Pay hikes in boutiques as WFH bankers are wildly productive
After a difficult start, it's beginning to look like people working in M&A and restructuring boutiques are having a great year. Various publicly listed boutiques have now divulged their pay accruals for the first nine months, and they all suggest the same thing: pay is rising.
At Moelis & Co., which reported yesterday, compensation expenses in the first three quarters of 2020 were up 18% on the previous year, to an average of $413k per head for each of the firm's 900 employees. At PJT Partners, which reported today, overall spending on compensation was up 47% in the same period. And at Evercore, which reported last week, compensation spending rose 8% even after headcount was trimmed by 8% at the end of last year.
The presumption is that similar things are happening to compensation at more secretive boutiques, like Perella Weinberg, which don't make their results public.
For the most part, the increased compensation appears to be due to increased individual pay rather than simply to increased headcount. Evercore, for example, said higher spending on compensation was due to "higher levels of incentive compensation" (AKA bonuses). PJT said its higher compensation spending was the result of, "significantly improved operating performance," which is also standard code for higher performance-related pay.

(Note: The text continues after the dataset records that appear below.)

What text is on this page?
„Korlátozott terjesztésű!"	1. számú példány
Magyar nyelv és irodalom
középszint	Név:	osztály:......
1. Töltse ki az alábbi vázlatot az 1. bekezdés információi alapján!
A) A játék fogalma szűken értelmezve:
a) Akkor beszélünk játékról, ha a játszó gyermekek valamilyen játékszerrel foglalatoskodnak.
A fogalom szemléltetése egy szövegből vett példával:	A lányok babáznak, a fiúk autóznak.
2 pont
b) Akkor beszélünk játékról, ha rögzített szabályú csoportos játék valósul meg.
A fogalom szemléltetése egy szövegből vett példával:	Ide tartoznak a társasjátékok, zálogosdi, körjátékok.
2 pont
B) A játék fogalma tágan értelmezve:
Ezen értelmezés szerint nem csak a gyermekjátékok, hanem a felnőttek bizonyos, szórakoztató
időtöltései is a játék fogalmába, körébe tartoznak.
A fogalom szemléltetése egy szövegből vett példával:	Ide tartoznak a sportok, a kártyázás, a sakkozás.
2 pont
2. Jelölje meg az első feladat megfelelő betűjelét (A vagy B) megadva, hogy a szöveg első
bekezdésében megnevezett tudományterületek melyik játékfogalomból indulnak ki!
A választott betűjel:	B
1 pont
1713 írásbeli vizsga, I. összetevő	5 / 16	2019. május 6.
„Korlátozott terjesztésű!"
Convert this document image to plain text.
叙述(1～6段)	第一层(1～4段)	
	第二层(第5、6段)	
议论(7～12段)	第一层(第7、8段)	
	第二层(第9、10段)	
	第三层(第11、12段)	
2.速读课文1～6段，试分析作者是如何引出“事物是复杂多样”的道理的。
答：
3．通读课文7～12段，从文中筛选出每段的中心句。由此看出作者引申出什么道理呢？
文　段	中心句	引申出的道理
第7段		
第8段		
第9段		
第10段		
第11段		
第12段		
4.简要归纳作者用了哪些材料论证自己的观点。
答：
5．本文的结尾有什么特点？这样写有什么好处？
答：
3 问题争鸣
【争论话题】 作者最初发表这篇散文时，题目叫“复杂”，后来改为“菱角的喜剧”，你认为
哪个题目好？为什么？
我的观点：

If bonuses rise, boutique bankers will partly have the newly booming M&A and restructuring markets to thank. Evercore CEO Ralph Schlosstein noted that global M&A volumes rose 38% year-on-year in the third quarter. And Moelis & Co. CEO, Ken Moelis, said yesterday that after M&A activity began its "resurgence" over the summer the pace of M&A business is only intensifying, while in restructuring the firm had its best third quarter ever.
It's not just a tale of rising revenues though, there's also rising productivity. Moelis & Co. has added 13 managing directors ("through internal development and key external hires") and now has 127 in total, but individual MD productivity hasn't suffered in a way that typically hires when people are onboarded from outside.
Ken Moelis explained yesterday that this is because bankers are working from home and are not traveling to meet clients. "I used to ask our bankers, were you busy this week? And they said well I had to travel to Germany and then I came back and I had to get to the West Coast and then I came back," said Moelis. "90% of their work time was getting to or from an airport."
Now that bankers are working from home, Moelis said the firm is saving around $8m a quarter in travel costs and people are literally working, "all the way from 7am to 7 at night."
And this, it seems, should result in higher pay.